Alors on est rarement dans la Fantasy pure, les poètes aiment faire du name-dropping de héros, royaumes, batailles etc., tout pour donner de la crédibilité au récit et offrir une familiarité bienvenue à l'auditoire. C'est bien le passé dont on parle, des vrais peuples, de vrais fleuves, de vraies villes... et puis de temps en temps des fausses. C'est assez loin pour qu'on puisse être flou, mais assez proche pour qu'on s'en souvienne un peu quand même. Cet entre-deux semi-légendaire, c'est ce que les auteurs allemands qui analysent ces sources appellent Heldenzeit, c'est cette chronologie alternative sens dessus-dessous mêlant vrai et faux, mais qui reste suffisamment ancrée dans le réel pour ne pas être du pur merveilleux ou du conte (contrairement à beaucoup de textes arthuriens, par exemple). Un passé vrai, mais impossible. Authentique, mais improbable.

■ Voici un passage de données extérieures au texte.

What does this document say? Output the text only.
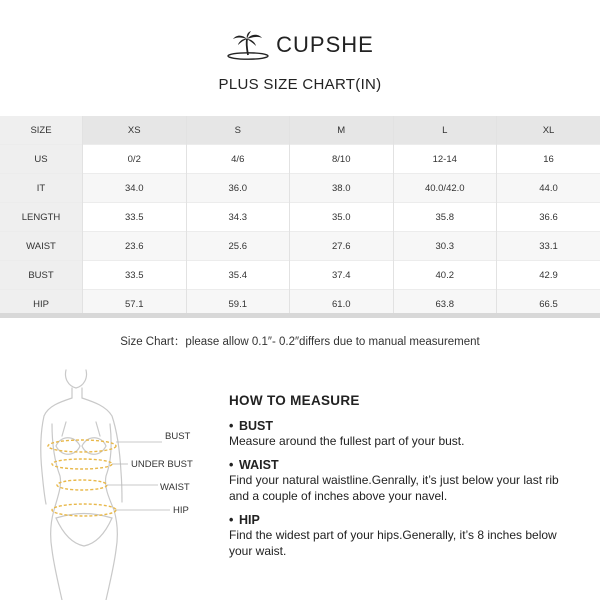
CUPSHE
PLUS SIZE CHART(IN)
SIZE	XS	S	M	L	XL
US	0/2	4/6	8/10	12-14	16
IT	34.0	36.0	38.0	40.0/42.0	44.0
LENGTH	33.5	34.3	35.0	35.8	36.6
WAIST	23.6	25.6	27.6	30.3	33.1
BUST	33.5	35.4	37.4	40.2	42.9
HIP	57.1	59.1	61.0	63.8	66.5
Size Chart：please allow 0.1″- 0.2″differs due to manual measurement
BUST
UNDER BUST
WAIST
HIP
HOW TO MEASURE
• BUST
Measure around the fullest part of your bust.
• WAIST
Find your natural waistline.Genrally, it’s just below your last rib and a couple of inches above your navel.
• HIP
Find the widest part of your hips.Generally, it’s 8 inches below your waist.
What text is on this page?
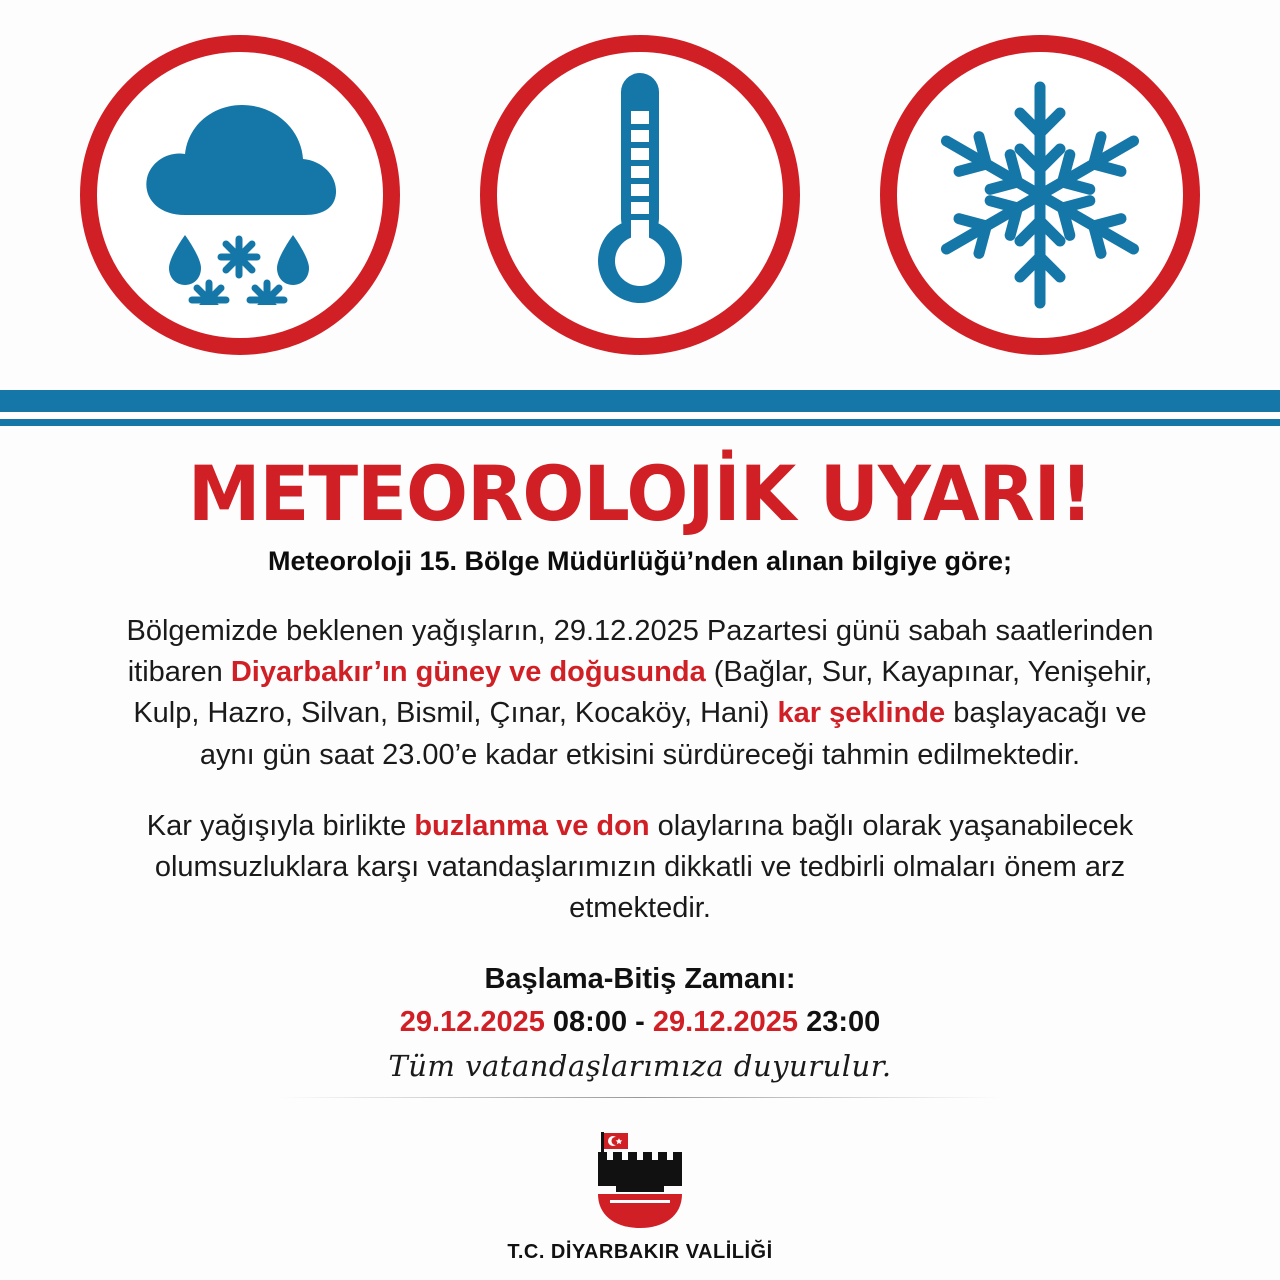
METEOROLOJİK UYARI!
Meteoroloji 15. Bölge Müdürlüğü’nden alınan bilgiye göre;

Bölgemizde beklenen yağışların, 29.12.2025 Pazartesi günü sabah saatlerinden itibaren Diyarbakır’ın güney ve doğusunda (Bağlar, Sur, Kayapınar, Yenişehir, Kulp, Hazro, Silvan, Bismil, Çınar, Kocaköy, Hani) kar şeklinde başlayacağı ve aynı gün saat 23.00’e kadar etkisini sürdüreceği tahmin edilmektedir.

Kar yağışıyla birlikte buzlanma ve don olaylarına bağlı olarak yaşanabilecek olumsuzluklara karşı vatandaşlarımızın dikkatli ve tedbirli olmaları önem arz etmektedir.

Başlama-Bitiş Zamanı:
29.12.2025 08:00 - 29.12.2025 23:00
Tüm vatandaşlarımıza duyurulur.
T.C. DİYARBAKIR VALİLİĞİ
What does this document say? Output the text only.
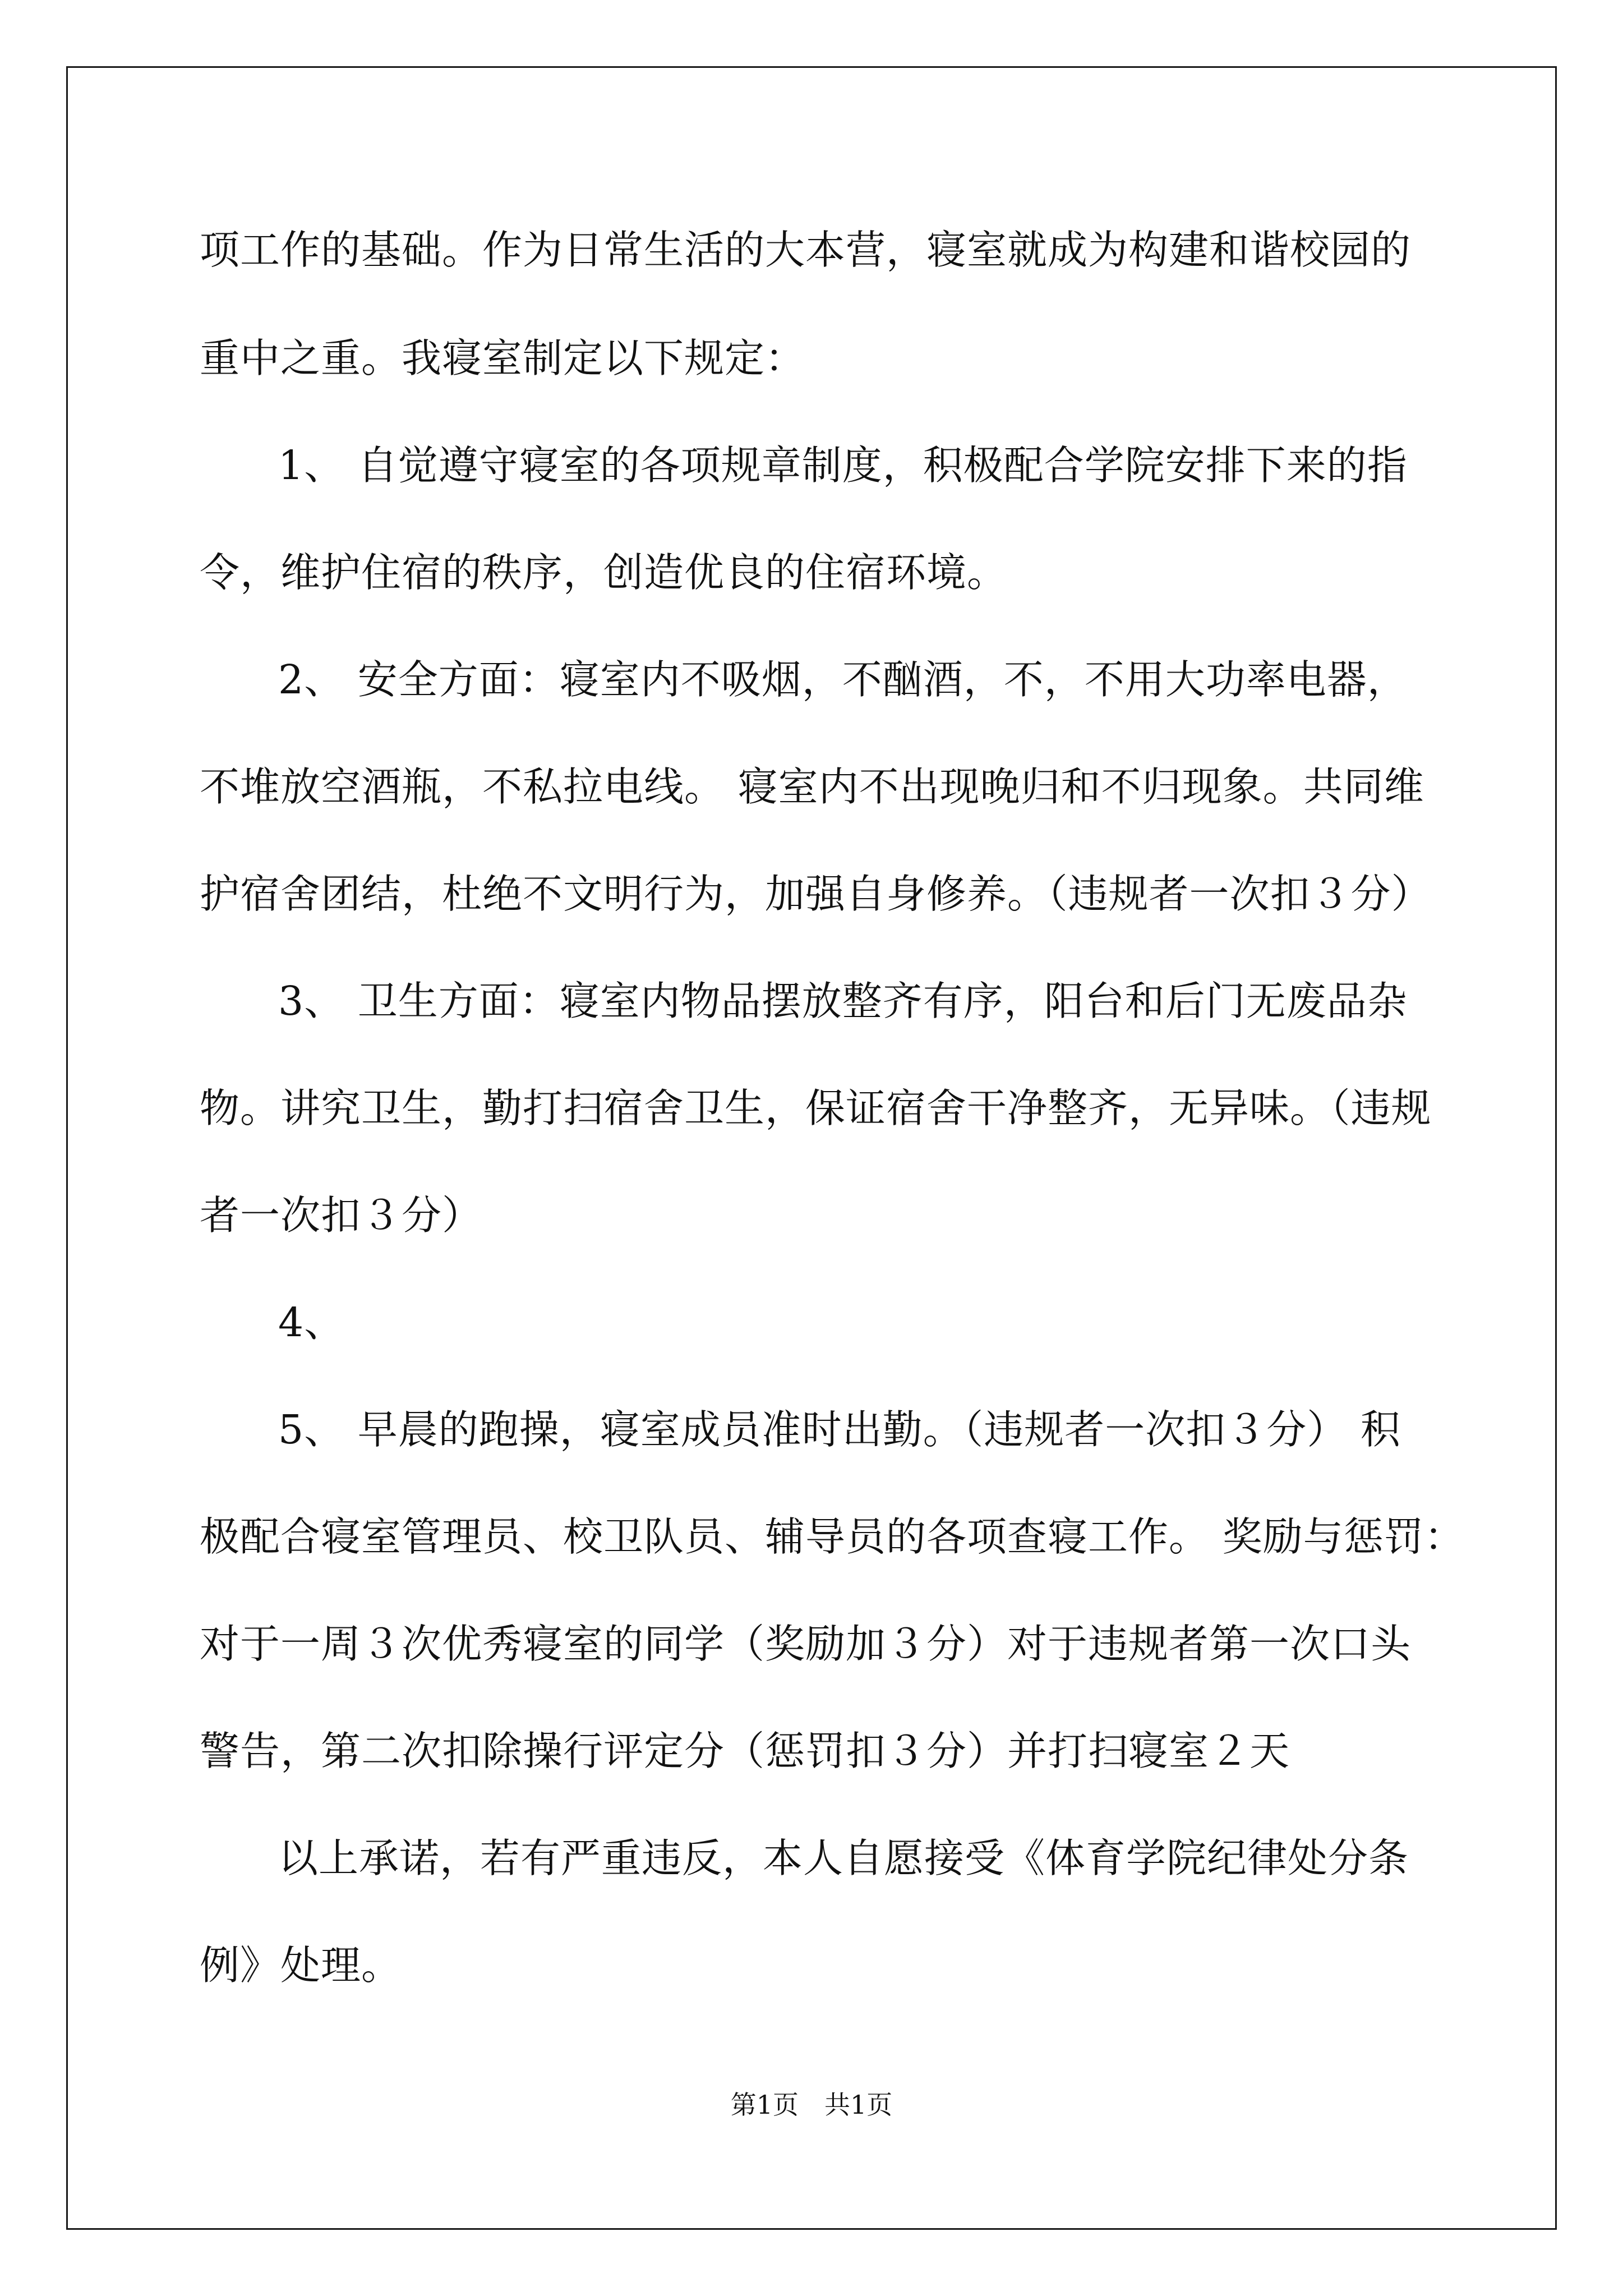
项工作的基础。作为日常生活的大本营，寝室就成为构建和谐校园的
重中之重。我寝室制定以下规定：
1、 自觉遵守寝室的各项规章制度，积极配合学院安排下来的指
令，维护住宿的秩序，创造优良的住宿环境。
2、 安全方面：寝室内不吸烟，不酗酒，不，不用大功率电器，
不堆放空酒瓶，不私拉电线。 寝室内不出现晚归和不归现象。共同维
护宿舍团结，杜绝不文明行为，加强自身修养。（违规者一次扣３分）
3、 卫生方面：寝室内物品摆放整齐有序，阳台和后门无废品杂
物。讲究卫生，勤打扫宿舍卫生，保证宿舍干净整齐，无异味。（违规
者一次扣３分）
4、
5、 早晨的跑操，寝室成员准时出勤。（违规者一次扣３分） 积
极配合寝室管理员、校卫队员、辅导员的各项查寝工作。 奖励与惩罚：
对于一周３次优秀寝室的同学（奖励加３分）对于违规者第一次口头
警告，第二次扣除操行评定分（惩罚扣３分）并打扫寝室２天
以上承诺，若有严重违反，本人自愿接受《体育学院纪律处分条
例》处理。
第1页　共1页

Je précise également que cela va s'approcher d'autres concepts, sans pour autant s'y confondre. Par exemple, j'ai dit que Sigurd/Siegfried était un personnage fictif... mais beaucoup de chercheurs ont tenté de déterminer quel personnage historique se cachait derrière le tueur de dragon. Pourtant, autant la filiation de Dietrich von Bern avec Théodoric est connu par les poètes eux-mêmes (ils ont un souvenir vague de qui ils s'inspirent), autant ce n'est pas le cas de Sigurd. C'est la recherche moderne qui a cherché par l'onomastique ou l'analyse comparée à retracer l'origine du personnage, en partant du principe que si d'autres protagonistes tels que Dietrich étaient "historiques", alors Sigurd lui aussi devait avoir une source concrète. Certains y ont vue une déformation d'Arminius (la colonne de légionnaires sinuant dans la forêt du Teutobourg inspirant le dragon)(c'est une connexion étonnamment trèèès populaire en littérature moderne), d'autres préfèrent voir dans le drame des Nibelungen une adaptation d'évènements des chroniques franques et Siegfried, Krimhilde, Brunhilde etc. seraient des figures historiques mérovingiennes (à savoir Sigebert, Frédégonde et Brunichildis)(Et là, bizarrement, les auteurs littéraires ne se bousculent pas... curieux, non?).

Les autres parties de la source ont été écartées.